Correlating dynamic strain and photoluminescence of solid-state defects with stroboscopic x-ray diffraction microscopy

Abstract

Control of local lattice perturbations near optically-active defects in semiconductors is a key step to harnessing the potential of solid-state qubits for quantum information science and nanoscale sensing. We report the development of a stroboscopic scanning X-ray diffraction microscopy approach for real-space imaging of dynamic strain used in correlation with microscopic photoluminescence measurements. We demonstrate this technique in 4H-SiC, which hosts long-lifetime room temperature vacancy spin defects. Using nano-focused X-ray photon pulses synchronized to a surface acoustic wave launcher, we achieve an effective time resolution of ~100\u2009ps at a 25\u2009nm spatial resolution to map micro-radian dynamic lattice curvatures.
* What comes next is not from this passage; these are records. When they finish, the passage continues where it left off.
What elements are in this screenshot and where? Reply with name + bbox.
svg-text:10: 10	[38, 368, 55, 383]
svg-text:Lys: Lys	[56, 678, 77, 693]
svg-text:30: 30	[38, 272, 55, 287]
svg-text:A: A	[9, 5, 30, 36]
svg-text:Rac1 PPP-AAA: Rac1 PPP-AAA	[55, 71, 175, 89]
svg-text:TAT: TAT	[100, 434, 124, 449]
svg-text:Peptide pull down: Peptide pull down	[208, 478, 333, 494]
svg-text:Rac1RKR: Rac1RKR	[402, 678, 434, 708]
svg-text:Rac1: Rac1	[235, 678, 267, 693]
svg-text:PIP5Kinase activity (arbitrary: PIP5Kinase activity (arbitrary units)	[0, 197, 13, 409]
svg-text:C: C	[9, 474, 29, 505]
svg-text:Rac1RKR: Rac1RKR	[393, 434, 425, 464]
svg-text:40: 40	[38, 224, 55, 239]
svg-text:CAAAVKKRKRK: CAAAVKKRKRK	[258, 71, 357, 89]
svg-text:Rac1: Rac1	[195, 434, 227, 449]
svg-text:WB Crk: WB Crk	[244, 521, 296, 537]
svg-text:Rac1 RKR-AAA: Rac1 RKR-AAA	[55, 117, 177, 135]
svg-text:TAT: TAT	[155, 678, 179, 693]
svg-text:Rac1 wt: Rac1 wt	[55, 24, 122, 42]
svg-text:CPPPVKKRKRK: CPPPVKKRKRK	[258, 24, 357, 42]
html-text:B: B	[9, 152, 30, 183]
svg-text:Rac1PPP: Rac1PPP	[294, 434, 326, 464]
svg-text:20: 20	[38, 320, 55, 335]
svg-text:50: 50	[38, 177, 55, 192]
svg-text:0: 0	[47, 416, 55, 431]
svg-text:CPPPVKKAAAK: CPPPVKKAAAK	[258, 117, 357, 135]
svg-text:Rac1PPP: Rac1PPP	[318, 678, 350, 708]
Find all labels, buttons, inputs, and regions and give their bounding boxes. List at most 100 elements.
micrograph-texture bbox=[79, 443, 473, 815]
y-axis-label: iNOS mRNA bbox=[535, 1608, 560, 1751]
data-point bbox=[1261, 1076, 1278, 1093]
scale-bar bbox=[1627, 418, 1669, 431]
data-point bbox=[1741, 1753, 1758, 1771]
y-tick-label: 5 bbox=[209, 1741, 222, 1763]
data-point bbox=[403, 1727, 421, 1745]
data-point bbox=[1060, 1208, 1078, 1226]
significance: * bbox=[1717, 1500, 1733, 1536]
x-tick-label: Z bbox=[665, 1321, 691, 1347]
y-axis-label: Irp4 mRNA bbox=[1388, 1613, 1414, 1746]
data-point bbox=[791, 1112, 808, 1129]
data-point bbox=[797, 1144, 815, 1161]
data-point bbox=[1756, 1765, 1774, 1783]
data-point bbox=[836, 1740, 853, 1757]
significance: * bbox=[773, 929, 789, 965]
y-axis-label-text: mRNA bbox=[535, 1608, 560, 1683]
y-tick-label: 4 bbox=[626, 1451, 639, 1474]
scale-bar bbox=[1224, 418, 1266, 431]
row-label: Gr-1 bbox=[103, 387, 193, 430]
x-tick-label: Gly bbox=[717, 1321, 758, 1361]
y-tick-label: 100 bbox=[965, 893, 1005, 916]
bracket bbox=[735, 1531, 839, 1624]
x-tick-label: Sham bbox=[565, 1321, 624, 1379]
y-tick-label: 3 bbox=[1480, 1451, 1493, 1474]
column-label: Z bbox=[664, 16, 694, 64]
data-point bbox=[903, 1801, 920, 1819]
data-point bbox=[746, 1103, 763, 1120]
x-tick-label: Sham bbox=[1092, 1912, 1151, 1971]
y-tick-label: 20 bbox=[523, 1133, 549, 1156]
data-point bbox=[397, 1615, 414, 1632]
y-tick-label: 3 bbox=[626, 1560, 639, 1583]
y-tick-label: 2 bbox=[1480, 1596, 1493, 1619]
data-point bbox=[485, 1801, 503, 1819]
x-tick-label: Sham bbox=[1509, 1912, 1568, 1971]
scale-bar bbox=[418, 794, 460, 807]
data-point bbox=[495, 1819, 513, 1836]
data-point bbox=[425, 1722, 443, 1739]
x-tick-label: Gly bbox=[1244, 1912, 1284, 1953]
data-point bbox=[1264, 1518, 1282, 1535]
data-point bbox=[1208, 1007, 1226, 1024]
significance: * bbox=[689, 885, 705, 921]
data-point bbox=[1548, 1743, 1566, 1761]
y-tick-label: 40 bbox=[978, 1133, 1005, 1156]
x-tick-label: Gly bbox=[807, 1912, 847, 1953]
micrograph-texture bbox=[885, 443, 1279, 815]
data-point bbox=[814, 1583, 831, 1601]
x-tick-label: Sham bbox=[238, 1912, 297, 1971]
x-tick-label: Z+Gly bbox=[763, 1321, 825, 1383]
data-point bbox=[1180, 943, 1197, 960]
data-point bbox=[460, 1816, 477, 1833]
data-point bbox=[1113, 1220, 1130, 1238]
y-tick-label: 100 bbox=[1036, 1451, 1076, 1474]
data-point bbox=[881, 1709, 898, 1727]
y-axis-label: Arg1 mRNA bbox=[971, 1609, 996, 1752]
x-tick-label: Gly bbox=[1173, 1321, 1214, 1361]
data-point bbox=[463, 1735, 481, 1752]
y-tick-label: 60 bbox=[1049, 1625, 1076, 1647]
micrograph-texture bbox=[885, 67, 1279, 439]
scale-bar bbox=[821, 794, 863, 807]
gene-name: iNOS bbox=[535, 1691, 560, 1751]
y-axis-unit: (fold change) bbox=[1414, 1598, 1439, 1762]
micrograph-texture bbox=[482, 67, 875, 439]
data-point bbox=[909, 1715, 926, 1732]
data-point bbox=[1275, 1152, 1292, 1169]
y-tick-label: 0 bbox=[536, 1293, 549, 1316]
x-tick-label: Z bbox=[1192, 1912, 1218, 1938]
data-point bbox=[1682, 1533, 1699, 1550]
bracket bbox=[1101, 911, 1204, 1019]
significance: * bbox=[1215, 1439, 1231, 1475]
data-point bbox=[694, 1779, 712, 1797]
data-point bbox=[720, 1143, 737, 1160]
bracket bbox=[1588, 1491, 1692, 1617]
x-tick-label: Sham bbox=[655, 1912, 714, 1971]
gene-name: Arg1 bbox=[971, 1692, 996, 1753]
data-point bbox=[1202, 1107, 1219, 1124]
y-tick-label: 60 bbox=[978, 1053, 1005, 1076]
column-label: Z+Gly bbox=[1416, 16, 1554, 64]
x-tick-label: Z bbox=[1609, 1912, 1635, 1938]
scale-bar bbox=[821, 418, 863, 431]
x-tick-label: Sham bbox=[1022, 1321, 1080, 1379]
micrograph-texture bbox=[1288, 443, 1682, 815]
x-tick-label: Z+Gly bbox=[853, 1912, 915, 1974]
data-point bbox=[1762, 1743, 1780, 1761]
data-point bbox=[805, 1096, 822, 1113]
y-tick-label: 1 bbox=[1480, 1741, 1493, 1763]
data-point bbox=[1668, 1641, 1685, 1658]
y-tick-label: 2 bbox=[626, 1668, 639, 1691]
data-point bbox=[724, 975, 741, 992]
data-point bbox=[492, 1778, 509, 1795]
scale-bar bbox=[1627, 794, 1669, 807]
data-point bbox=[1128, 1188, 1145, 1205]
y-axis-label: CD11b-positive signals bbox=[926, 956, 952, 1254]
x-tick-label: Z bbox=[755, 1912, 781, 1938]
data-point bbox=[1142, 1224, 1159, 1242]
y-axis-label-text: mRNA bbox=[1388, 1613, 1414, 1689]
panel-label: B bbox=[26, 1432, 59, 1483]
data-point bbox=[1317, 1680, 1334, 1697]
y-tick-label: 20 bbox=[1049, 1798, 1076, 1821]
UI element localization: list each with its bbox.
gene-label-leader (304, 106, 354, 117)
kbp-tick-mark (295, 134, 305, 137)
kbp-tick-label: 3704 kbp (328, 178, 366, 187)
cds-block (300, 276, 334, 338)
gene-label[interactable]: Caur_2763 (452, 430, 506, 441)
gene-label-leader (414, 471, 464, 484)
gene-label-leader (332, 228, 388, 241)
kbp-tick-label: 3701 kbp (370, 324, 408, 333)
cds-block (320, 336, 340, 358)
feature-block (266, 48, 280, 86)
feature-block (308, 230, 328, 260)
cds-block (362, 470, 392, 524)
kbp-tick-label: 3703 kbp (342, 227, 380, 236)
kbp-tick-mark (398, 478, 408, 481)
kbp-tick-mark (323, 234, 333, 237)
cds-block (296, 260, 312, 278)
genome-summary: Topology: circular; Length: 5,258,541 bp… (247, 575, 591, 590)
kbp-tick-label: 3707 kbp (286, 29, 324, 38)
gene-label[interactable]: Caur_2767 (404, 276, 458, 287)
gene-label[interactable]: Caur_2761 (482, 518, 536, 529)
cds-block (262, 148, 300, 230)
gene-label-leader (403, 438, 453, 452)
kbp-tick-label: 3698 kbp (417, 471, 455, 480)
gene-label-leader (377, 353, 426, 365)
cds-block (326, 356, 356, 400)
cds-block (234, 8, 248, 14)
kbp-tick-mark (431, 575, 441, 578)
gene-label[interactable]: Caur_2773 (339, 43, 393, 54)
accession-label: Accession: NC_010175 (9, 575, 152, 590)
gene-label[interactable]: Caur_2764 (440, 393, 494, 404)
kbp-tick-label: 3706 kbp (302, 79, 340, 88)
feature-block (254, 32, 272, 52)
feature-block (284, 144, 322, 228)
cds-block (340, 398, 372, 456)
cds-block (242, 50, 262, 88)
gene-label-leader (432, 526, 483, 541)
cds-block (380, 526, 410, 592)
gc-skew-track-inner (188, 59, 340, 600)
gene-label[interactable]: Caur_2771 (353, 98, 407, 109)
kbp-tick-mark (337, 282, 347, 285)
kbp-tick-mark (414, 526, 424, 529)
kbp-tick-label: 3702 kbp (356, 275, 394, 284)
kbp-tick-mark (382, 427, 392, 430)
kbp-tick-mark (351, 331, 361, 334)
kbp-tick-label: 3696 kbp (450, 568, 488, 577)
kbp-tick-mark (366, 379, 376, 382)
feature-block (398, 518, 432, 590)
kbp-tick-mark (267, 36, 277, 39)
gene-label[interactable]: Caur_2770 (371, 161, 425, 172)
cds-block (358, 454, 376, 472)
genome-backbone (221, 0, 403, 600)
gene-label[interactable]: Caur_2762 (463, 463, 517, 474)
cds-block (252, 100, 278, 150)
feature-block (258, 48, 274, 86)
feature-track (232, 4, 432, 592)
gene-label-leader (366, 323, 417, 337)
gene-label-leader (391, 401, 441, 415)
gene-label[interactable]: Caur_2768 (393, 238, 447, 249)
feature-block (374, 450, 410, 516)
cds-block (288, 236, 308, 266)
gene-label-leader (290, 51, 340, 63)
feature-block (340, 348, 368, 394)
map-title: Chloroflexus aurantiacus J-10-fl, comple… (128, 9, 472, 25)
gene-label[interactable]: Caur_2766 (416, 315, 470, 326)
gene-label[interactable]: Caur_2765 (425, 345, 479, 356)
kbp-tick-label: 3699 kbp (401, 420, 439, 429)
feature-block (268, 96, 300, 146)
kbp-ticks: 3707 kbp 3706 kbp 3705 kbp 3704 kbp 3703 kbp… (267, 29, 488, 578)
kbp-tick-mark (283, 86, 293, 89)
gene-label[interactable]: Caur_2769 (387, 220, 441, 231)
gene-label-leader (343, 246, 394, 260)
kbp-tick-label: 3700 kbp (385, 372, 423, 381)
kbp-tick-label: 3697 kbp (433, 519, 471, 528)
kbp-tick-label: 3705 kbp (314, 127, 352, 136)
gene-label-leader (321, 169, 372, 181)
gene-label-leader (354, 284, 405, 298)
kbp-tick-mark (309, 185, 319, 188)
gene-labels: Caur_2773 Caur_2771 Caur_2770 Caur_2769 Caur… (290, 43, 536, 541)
The acoustically induced lattice distortions near an engineered scattering structure are correlated with enhanced photoluminescence responses of optically-active SiC quantum defects driven by local piezoelectric effects. These results demonstrate a unique route for directly imaging local strain in nanomechanical structures and quantifying dynamic structure-function relationships in materials under realistic operating conditions. Dynamic strain in silicon carbide can tune point defect properties and coherently control their electron spins. Here the authors fabricate Gaussian-shaped surface acoustic wave transducers, use stroboscopic x-ray imaging to measure lattice dynamics, and observe its effects on defect photoluminescence.